Van SF-boeken krijg je nooit genoeg
Vorige maand schreef ik over mijn liefde voor boeken en hoe ik van jongs af aan een trouwe bibliotheekbezoeker was. Tegenwoordig verzamel ik boeken voor mijn eigen bibliotheek. Die zal er ooit van komen, met een heerlijke stoel en een verrijdbare trap langs de boekenkasten. Maar voorlopig betekent het vooral dat mijn boekenkast overvol is met stapels bovenop de rijen boeken. Ik vind het niet erg, en er zijn nog genoeg gaten waar ik een boek in kan proppen.

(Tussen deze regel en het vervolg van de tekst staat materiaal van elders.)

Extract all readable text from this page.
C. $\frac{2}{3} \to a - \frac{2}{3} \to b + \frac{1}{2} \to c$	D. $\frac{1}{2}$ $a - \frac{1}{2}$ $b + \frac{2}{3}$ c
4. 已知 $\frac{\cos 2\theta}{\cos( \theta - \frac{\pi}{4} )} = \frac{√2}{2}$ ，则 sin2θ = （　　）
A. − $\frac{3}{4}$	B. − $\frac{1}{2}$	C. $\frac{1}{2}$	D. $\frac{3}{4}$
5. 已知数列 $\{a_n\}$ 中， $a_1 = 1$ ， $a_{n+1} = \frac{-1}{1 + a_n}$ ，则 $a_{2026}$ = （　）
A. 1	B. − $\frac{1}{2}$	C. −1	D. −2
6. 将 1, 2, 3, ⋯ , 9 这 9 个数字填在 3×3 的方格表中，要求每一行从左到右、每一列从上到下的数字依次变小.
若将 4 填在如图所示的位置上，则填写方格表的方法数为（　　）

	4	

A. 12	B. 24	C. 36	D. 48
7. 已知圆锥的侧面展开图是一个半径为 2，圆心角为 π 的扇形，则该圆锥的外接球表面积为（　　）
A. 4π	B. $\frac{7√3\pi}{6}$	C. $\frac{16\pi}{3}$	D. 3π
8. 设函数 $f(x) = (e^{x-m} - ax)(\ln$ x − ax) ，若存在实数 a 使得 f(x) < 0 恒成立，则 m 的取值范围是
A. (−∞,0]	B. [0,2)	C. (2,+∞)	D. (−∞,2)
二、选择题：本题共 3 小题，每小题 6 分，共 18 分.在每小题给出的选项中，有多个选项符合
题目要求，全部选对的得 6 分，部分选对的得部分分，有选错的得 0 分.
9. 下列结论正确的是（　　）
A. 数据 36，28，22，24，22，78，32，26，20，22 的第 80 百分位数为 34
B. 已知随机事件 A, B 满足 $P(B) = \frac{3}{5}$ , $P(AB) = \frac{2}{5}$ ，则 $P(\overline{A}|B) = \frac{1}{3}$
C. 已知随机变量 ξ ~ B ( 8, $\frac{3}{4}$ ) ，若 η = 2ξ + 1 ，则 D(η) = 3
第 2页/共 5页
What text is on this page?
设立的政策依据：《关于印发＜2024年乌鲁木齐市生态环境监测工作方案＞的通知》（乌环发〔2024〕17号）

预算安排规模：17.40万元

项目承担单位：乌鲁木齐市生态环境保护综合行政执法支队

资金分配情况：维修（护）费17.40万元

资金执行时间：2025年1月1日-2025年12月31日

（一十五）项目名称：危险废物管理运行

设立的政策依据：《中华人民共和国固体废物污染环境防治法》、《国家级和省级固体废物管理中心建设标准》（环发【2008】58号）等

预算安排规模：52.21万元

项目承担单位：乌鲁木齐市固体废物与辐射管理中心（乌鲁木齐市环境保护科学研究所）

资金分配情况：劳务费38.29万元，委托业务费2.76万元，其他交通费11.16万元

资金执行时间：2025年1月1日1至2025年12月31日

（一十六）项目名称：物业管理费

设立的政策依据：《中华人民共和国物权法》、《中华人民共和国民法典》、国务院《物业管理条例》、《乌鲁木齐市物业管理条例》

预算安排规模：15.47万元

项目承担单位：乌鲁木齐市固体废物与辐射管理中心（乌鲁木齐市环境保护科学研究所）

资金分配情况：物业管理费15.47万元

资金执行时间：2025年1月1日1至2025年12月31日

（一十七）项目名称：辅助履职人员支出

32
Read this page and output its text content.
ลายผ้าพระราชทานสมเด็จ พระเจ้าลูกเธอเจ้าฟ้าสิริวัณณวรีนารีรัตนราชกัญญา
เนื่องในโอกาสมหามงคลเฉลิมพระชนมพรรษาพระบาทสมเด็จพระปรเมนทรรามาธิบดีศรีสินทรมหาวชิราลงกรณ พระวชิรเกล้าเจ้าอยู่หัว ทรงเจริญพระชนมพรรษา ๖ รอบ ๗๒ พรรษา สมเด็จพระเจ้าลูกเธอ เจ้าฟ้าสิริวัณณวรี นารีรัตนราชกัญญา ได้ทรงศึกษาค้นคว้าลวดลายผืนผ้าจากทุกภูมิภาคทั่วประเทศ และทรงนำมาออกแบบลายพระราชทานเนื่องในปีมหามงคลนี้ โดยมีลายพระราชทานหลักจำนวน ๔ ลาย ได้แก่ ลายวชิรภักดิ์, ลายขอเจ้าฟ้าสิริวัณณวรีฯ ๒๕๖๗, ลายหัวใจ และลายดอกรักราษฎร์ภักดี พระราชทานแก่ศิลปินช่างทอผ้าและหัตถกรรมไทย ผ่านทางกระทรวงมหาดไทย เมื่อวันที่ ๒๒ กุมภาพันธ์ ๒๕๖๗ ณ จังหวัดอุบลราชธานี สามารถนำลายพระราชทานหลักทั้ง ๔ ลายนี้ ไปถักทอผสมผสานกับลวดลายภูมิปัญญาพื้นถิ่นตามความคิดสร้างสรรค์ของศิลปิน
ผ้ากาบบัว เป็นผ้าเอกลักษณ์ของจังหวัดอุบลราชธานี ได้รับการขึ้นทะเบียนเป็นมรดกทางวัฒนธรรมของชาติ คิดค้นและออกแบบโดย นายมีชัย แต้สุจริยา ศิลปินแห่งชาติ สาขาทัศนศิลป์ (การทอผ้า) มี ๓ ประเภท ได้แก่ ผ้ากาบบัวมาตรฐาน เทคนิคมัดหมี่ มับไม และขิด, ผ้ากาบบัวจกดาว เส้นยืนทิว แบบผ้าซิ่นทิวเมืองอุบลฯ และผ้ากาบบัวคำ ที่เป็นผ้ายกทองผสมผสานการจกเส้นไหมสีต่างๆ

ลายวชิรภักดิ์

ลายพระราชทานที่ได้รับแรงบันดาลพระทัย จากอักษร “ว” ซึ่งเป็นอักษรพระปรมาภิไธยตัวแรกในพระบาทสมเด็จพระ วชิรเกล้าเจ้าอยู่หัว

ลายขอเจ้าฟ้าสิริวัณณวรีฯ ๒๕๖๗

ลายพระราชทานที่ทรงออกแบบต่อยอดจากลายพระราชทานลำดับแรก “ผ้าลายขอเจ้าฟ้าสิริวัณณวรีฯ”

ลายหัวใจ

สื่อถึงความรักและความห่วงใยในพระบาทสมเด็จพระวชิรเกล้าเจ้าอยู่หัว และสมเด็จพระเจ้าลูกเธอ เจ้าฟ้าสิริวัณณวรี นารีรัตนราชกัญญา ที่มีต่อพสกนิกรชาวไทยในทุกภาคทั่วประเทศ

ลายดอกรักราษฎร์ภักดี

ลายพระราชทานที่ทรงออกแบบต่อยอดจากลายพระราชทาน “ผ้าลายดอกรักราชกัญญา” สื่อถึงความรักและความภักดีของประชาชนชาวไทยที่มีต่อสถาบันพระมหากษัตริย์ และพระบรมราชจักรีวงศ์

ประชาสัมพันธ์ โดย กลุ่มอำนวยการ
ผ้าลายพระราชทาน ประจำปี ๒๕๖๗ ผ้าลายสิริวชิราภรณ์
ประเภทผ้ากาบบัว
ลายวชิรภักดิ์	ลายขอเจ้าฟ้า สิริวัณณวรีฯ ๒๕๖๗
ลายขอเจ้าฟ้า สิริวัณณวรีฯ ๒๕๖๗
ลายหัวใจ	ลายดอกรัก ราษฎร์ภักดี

Een hele plank in mijn groeiende bibliotheek is gewijd aan de boeken van Stephen Lawhead. Toen ik begin twintig was duwde een vriend me een van zijn boeken in handen. Het was 800 pagina’s dik, maar ik heb het in één dag uitgelezen. Een maandag. Dat betekende dat ik voor het ontbijt begon met lezen, las tijdens het eten, net als de lunch en het avondeten (volgens mij had ik een pizza uit de oven, zodat ik verder kon lezen), en dat ik pas rond een uur of twee ’s nachts stopte met lezen. Toen had ik het uit. En ik was fan. Daarna begon ik de andere boeken van deze auteur te verzamelen. Ik vond zijn SF-boeken wat minder, maar genoot van zijn Arthur-verhalen. In het eerste boek van die serie, Taliesin, legt hij een link tussen Arthur en de Atlantismythe, en in latere delen brengt hij Keltische legendes en Christelijke historie bij elkaar in een enerverende mengeling van historisch verantwoorde oorlogsscènes en bovennatuurlijke ingrepen. Zijn schrijfstijl is beeldend, en als hij maaltijden beschrijft loopt het water je in de mond. Dat betekent ook dat je gruwelt van de actiescènes. Aan mijn broers beschreef ik die wel eens als: ‘Bloed, zweet en ingewanden.’ Een soort onofficieel vervolg ervan is de serie ‘The Celtic crusades’, waarvan ik vooral de eerste twee boeken mooi vond. De ‘Song of Albion’-serie was meer traditionele fantasy, waarbij hedendaagse karakters in een Keltische wereld terechtkomen. Zijn eerste serie, de ‘Dragon King’-trilogie, was een van de redenen voor mij om mijn eigen tweeluik ‘De Krakenvorst’ te schrijven – Lawhead introduceerde hier een paar oude rassen met bijzondere gaven, maar viel in het slot terug op een standaardplot met een tovenaar, wat ik enigszins teleurstellend vond.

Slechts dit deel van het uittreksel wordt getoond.